Structure créée par Liêm Hoang Ngoc, ancien député européen et économiste naguère membre du PS, devenu « frondeur » et passé par la « Nouvelle Gauche Socialiste » (NGS), les « socialistes insoumis » affirment vouloir s’adresser « à tous les déçus du Parti Socialiste ».

Ça fait assurément du monde.

Le public lors de la matinée était studieux et clairsemé : une quarantaine de personnes, parmi lequel je reconnus… deux autres adhérents de l’UPR qui avaient eu la même idée que moi. Les autres participants étaient à l’évidence des adhérents ou des sympathisants de Jean-Luc Mélenchon et de la France insoumise, la structure des « socialistes insoumis » n’étant en réalité qu’une sorte de faux-nez, ou de jardin d’acclimatation, du parti créé par Mélenchon.

Né en France de parents iraniens fin mai 1981, huit jours après la prise de fonctions de François Mitterrand à l’Élysée, je suis moi-même de sensibilité de gauche républicaine. À vingt ans, j’ai adhéré au Mouvement des citoyens de Jean-Pierre Chevènement. Je m’en suis éloigné, au fur et à mesure qu’il se rapprochait des socialistes maastrichtiens. J’ai quitté complètement le MRC lorsque j’ai découvert l’UPR en 2014, ce nouveau parti en lequel je me suis enfin retrouvé pleinement et sans réserve.
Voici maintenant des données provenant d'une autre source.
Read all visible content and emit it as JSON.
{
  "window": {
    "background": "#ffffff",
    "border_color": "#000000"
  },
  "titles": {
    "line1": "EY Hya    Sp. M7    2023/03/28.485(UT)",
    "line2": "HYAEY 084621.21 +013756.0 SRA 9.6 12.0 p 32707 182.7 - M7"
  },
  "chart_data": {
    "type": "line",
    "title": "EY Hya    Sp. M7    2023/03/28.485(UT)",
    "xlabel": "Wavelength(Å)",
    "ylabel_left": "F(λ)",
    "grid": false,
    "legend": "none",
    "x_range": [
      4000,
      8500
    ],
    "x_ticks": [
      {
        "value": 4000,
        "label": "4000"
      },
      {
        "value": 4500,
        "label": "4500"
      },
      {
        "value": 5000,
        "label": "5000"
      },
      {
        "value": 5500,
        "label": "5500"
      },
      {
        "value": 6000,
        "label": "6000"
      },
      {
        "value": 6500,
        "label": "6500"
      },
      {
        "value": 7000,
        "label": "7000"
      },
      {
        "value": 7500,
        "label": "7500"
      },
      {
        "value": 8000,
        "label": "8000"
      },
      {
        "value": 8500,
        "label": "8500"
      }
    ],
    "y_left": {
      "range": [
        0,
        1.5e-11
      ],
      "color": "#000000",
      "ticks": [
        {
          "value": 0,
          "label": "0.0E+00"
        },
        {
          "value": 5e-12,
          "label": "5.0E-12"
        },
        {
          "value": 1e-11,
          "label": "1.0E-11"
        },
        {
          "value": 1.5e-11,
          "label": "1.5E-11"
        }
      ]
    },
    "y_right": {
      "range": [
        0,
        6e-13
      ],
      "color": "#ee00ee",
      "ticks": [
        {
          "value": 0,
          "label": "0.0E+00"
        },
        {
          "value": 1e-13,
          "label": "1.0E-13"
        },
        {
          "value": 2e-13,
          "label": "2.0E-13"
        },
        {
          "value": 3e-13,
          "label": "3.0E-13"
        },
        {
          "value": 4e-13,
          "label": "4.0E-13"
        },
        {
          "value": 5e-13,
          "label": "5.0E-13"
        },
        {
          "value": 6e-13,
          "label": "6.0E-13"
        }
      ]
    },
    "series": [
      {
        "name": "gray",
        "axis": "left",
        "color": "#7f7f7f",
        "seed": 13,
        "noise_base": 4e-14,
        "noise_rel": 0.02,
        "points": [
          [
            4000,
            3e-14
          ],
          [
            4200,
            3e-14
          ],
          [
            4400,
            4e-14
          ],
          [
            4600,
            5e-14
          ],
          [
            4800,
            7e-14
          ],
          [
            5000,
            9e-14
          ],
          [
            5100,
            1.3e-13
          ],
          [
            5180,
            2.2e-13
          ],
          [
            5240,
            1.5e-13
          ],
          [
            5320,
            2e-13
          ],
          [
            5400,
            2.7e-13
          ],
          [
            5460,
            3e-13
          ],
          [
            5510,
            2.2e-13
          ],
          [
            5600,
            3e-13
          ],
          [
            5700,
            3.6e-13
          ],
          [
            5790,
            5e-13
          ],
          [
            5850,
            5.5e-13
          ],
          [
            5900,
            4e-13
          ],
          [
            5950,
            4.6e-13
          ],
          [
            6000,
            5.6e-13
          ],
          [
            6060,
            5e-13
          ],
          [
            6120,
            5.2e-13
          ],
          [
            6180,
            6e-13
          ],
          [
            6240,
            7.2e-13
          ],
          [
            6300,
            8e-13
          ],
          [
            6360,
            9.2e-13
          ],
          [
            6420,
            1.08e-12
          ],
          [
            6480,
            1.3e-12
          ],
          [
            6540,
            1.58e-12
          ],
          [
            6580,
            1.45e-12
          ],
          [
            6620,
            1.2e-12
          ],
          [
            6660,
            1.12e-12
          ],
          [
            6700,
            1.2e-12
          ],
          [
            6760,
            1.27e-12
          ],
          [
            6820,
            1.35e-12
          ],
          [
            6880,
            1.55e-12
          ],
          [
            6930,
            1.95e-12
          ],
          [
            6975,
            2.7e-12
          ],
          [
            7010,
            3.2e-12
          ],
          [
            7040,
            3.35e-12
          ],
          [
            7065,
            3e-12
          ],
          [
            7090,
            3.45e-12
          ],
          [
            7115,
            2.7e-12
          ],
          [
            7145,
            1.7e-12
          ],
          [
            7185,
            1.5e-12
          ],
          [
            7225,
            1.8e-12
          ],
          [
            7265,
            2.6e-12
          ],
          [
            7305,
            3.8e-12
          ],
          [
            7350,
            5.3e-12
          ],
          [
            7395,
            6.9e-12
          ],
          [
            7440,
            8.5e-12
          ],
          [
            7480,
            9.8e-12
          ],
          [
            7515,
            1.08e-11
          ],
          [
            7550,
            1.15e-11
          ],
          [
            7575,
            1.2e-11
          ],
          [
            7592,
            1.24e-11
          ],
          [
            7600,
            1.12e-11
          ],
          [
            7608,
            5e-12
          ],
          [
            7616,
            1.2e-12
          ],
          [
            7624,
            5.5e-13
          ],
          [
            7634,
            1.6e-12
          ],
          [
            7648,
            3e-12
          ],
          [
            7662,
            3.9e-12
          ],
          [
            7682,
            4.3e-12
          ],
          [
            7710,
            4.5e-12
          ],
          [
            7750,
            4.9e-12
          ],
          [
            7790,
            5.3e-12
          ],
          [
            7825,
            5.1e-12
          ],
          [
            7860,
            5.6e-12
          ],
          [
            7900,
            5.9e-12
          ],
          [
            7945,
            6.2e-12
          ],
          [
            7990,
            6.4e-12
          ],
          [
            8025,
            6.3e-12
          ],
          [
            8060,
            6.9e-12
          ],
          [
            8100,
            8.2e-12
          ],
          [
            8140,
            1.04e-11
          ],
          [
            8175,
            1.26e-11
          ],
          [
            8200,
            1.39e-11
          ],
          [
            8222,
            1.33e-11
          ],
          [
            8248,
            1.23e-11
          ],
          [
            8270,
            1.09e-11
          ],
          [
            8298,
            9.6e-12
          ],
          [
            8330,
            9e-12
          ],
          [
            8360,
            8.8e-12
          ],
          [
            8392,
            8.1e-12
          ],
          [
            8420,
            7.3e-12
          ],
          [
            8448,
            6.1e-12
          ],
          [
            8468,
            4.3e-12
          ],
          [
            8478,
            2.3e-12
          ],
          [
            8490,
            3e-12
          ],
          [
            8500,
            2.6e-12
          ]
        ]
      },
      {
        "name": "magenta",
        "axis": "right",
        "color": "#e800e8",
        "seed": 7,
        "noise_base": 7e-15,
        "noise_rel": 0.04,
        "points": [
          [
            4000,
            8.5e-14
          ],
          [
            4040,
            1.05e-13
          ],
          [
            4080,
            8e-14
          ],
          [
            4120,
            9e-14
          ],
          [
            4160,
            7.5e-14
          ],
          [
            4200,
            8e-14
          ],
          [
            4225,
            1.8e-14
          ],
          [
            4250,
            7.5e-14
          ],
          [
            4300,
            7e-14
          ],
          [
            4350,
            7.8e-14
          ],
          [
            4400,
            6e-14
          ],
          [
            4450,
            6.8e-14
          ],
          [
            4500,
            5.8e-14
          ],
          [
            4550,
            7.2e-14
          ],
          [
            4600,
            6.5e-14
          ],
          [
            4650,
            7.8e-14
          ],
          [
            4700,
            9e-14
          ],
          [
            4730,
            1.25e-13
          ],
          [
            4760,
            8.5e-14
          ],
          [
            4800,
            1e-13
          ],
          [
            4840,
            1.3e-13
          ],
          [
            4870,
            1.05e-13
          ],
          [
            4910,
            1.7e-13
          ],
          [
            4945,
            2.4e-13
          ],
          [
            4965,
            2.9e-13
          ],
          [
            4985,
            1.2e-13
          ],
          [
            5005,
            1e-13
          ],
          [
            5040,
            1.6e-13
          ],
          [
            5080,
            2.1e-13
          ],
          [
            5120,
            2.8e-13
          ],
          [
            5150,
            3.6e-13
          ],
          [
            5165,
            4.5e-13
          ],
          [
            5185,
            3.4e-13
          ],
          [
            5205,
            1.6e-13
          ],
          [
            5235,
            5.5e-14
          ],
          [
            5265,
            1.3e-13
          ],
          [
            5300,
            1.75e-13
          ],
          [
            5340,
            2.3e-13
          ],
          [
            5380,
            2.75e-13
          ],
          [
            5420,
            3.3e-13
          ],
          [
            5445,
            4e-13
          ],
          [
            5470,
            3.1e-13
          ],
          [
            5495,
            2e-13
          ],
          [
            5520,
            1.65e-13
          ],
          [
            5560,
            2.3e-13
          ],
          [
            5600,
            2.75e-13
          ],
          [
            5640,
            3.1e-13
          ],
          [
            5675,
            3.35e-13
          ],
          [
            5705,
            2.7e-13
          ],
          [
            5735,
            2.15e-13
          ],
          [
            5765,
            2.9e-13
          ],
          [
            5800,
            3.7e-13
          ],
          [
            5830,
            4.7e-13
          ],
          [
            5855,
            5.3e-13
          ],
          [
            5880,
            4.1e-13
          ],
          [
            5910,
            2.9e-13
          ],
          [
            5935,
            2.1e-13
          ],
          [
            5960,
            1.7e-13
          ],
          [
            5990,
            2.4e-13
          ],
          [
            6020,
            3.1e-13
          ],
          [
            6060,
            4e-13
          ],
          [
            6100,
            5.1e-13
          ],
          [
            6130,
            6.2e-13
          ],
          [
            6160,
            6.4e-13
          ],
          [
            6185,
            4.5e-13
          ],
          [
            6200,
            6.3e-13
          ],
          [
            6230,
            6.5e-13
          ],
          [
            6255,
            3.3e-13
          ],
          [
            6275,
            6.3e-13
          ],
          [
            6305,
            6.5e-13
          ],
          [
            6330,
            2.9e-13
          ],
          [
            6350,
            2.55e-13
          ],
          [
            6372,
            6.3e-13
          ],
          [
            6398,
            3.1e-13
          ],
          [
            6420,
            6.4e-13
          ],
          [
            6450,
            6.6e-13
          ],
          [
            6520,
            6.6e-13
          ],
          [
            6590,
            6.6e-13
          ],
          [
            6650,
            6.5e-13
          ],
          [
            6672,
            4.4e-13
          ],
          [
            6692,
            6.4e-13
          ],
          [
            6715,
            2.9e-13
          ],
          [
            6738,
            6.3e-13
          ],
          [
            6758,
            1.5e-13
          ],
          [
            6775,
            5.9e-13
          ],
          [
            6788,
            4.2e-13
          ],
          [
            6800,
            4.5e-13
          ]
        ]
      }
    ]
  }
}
Mais j’ai toujours conservé un œil sur ce qui se passe dans la mouvance social-républicaine. Et j’avoue que j’ai toujours eu du mal à comprendre comment tant de gens de bonne volonté et de bonne foi peuvent sembler ne pas voir les errances convictionnelles de Mélenchon.

 

Mélenchon peut fêter ses vingt-cinq ans de contorsions idéologiques sur l’UE et l’euro

Car enfin !

En 1992, Jean-Luc Mélenchon appelle à voter « oui » au traité de Maastricht, qu’il considère comme « un compromis de gauche ». Celui qui allait se proclamer, un quart de siècle après, comme étant « l’insoumis français » en chef serait-il naturellement disposé à la compromission ?

Depuis 1992 et jusqu’en 2017, il se démarque progressivement, puis frontalement, de la position du Parti Socialiste sur des sujets essentiels concernant la construction européenne. Mais il le fait toujours sur un mode chèvre-chou, dans une espèce de brouillard où l’on finit par ne plus rien comprendre.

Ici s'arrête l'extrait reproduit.